Sunday, May 25, 2014

HAPPY 21ST: An interview with Angie Hart and Simon Austin of FRENTE

Celebrating the 21st anniversary of their legendary debut Marvin The Album, pop icons Frente talk of American stadium tours, ‘that’ Juice cover and feeling “stabbed” by the Late Show, but as ANGIE HART and SIMON AUSTIN tell ANDY HAZEL “as an Australian, you just have to suck it up”.

Even if you weren’t alive in the early 1990s or have never heard of the Punters Club, listening to Frente sounds like eavesdropping on another era. When acoustic pop played by talented musicians sold in droves and international influences were filtered through a local scene instead of downloaded directly. The innocence, musicality and vibrancy of the Melbourne quartet still impresses as they prepare to celebrate the 21st anniversary of their million-selling debut Marvin The Album. 

Looking back, Frente’s signature songs Accidently Kelly Street and Ordinary Angels could be seen as ripostes to the overtly masculine Aussie rock of the era. “It definitely wasn’t a conscious reaction to anything,” says guitarist Simon Austin, sitting at a Bourke St cafĂ©, over the sound of a passing tram, “but it was different.”
“We weren’t capable of playing anything else,” adds singer Angie Hart, beginning a habit of completing Austin’s sentences.
“When we started rehearsing in earnest,” says Austin, “we would actually arrange a song. We’d take a day or a week to arrange it. I put these guys through hell!”
“Simon had a really strong vision,” says Hart sipping a beer. “It was never ‘I’ve got a vague idea for a song, let’s see how it works out.’ We’d work on one line until that was completely finessed then move onto the next.”
“I thought we were a polished pop band, but I guess we weren’t,” she continues. “Now people talk about how ‘ourselves’ we were, which I guess we just couldn’t not be – I was trying really hard not to be!”

With ARIA awards in the bag, Ordinary Angels still charting, Accidently Kelly Street riding high and Marvin The Album on its way to selling over 1.2 million copies worldwide, Frente were riding high. When ABC’s The Late Show joined in the fun with the bullseye pisstake Accidentally Was Released, their local reputation never fully recovered. “I had a real moment of feeling…stabbed,” says Austin. “Then I thought, you know what? It’s an Australian thing. I know all those guys and they mean it lovingly - they’d never say it, but they mean it out of love. Once you get that it’s OK. To a certain extent, as an Australian, you just have to suck it up. And it’s good. People don’t allow you to get too full of yourself, or full of yourself at all, or even half full of yourself,” he says laughing.
Several months after the success of Accidently Kelly Street, Hart posed naked (but for some carefully arranged necklaces) on the cover of now-defunct music magazine Juice, an image burned into the minds of many teenagers. While the cover doesn’t bother her, the accompanying interview is “a massive cringe”.

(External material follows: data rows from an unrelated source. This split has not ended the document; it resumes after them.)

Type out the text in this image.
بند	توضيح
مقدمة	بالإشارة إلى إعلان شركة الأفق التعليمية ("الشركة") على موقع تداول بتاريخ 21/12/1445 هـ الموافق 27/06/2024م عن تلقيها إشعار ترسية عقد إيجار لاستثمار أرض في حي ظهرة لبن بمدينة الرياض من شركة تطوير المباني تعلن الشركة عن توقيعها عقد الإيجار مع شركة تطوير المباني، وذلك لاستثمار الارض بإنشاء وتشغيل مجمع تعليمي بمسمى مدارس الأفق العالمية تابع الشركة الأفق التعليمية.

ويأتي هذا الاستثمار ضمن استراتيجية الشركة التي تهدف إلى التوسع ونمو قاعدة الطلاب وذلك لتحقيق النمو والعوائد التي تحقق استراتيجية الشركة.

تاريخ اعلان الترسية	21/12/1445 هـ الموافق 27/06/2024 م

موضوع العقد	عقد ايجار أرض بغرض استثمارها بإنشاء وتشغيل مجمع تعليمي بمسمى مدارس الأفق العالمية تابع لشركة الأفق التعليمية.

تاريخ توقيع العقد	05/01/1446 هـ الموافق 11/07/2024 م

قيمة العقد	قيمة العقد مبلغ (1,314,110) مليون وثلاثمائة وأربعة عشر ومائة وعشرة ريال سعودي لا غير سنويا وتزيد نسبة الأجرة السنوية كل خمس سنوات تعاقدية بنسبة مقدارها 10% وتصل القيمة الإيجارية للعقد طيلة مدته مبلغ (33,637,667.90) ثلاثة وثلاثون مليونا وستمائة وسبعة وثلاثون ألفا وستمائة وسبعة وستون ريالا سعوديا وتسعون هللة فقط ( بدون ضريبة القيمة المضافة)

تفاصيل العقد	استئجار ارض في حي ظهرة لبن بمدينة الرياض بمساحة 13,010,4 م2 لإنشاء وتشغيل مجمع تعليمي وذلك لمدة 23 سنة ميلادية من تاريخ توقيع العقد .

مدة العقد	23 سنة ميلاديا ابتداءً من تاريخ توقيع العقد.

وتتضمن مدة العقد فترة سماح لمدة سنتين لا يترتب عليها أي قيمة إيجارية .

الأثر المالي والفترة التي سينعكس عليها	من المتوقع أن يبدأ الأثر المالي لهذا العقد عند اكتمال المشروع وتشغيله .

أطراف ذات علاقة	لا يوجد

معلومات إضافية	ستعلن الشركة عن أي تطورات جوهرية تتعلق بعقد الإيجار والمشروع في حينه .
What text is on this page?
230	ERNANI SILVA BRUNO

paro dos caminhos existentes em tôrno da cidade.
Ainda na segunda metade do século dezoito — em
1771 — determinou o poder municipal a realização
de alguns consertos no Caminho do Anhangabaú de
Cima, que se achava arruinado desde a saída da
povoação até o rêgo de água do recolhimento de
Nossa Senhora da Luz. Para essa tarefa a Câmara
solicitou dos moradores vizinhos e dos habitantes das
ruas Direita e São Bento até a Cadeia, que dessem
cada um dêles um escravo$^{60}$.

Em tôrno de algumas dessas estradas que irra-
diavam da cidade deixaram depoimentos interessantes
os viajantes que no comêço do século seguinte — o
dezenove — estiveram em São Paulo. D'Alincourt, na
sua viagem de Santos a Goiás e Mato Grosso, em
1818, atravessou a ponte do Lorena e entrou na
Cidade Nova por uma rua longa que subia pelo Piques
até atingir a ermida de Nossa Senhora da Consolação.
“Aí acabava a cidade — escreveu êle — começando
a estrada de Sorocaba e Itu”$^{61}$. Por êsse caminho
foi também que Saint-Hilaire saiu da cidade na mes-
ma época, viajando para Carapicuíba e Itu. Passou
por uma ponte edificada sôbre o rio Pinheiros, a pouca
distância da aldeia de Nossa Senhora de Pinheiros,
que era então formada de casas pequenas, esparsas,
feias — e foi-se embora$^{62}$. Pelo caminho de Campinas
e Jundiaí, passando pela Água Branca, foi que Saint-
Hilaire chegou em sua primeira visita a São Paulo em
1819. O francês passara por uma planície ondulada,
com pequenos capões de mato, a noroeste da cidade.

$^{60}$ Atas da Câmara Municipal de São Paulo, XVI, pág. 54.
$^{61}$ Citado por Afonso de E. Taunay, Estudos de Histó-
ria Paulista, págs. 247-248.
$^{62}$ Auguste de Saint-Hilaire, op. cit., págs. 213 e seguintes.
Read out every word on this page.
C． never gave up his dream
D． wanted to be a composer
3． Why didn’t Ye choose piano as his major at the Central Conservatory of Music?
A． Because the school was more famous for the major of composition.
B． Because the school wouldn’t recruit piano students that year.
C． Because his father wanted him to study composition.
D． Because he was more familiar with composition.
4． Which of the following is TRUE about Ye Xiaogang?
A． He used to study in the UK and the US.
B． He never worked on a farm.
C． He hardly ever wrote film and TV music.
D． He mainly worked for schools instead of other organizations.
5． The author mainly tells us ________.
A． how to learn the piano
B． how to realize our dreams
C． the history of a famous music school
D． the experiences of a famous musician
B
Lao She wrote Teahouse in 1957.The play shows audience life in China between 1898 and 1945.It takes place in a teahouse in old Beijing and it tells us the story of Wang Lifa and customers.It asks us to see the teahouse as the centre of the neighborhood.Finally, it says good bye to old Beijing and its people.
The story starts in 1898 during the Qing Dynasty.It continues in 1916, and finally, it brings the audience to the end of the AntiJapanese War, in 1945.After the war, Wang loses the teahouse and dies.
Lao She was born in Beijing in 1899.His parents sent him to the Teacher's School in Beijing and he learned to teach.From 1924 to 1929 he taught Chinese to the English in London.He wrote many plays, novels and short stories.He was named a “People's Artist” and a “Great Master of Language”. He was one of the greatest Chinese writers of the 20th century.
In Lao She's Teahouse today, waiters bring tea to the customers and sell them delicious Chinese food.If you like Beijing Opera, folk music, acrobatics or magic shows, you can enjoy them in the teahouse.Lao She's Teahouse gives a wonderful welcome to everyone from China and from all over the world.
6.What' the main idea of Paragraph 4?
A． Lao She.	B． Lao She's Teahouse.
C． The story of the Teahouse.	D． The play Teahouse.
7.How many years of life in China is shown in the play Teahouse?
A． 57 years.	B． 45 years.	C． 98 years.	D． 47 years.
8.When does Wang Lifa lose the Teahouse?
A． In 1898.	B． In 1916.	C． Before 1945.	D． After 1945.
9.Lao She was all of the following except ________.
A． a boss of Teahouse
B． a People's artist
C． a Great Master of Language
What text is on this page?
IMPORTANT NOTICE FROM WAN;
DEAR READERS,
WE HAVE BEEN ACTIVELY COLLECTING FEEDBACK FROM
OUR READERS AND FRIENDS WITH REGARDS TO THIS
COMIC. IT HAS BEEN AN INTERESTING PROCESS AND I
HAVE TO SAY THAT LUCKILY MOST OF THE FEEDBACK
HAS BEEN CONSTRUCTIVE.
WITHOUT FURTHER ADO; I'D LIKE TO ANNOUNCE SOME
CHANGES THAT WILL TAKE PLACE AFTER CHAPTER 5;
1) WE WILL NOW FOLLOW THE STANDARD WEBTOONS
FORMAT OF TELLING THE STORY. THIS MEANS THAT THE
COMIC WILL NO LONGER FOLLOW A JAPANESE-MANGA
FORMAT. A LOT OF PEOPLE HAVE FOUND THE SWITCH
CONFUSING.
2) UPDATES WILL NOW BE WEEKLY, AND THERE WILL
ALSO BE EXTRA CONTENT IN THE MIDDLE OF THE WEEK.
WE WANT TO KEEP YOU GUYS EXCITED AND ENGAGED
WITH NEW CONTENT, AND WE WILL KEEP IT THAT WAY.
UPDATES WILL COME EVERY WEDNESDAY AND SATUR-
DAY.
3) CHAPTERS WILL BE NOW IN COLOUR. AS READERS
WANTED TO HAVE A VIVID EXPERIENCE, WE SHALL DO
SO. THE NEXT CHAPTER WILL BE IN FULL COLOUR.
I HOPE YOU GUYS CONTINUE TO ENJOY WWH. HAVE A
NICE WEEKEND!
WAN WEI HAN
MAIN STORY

“I spent a lot of my time justifying it and saying it was great, but I look back on it now and I didn’t really understand what that meant. I wasn’t a particularly modest person so it wasn’t a big deal to get my kit off. But I look back now and think ‘oh yeah, I was a 21 year-old female artist who was fed up and looking for a ‘fuck you’ - it was a great opportunity to talk about what’s going on in MY life!’” she laughs derisively.
Is it something she’d do again? “I doubt I’d be asked!” she laughs. “Probably not in that context. At this point in my career, I’d like to do anything that furthers people’s awareness of themselves and makes them feel something about who they were. If I have any foibles I could put forth and have people identify with, I’d be more happy with that.”

Temporarily relocating to London at the behest of their label, British audiences turned out in their thousands as promotional difficulties scuppered their chances of a big breakthrough. In the US the band’s pithy take on New Order’s Bizarre Love Triangle cracked the Top 50 and an opening slot for Alanis Morrissette’s first major North American tour brought a whole new audience.

“At a certain point those tours get very, very surreal,” says Austin with a sense of awe. “That Alanis tour…there were some very strange science fiction moments of people walking her on stage, it was all very religious. You’d look out into an audience of 30 000 people and there’s 29 900 girls with straight hair and 100 boyfriends standing there like this [impersonates bored tough guy]. It was bizarre. We’d do these huge outdoor shows, and you might as well put the music on the PA and go home because there’s 60 000 people and, it’s great fun, but it’s not even terrifying. It should be, but it isn’t because you have such a disconnection.”


Conversely, the opportunity to connect with their audience was behind the reunion. “We all got on the phone to each other around the same time and it was just…now. It’s time,” says Austin. “We’re making it as polished as it can be, but mistakes are going to occur. It’s going to be great, we’re going to trip over each other, but that’s Frente.”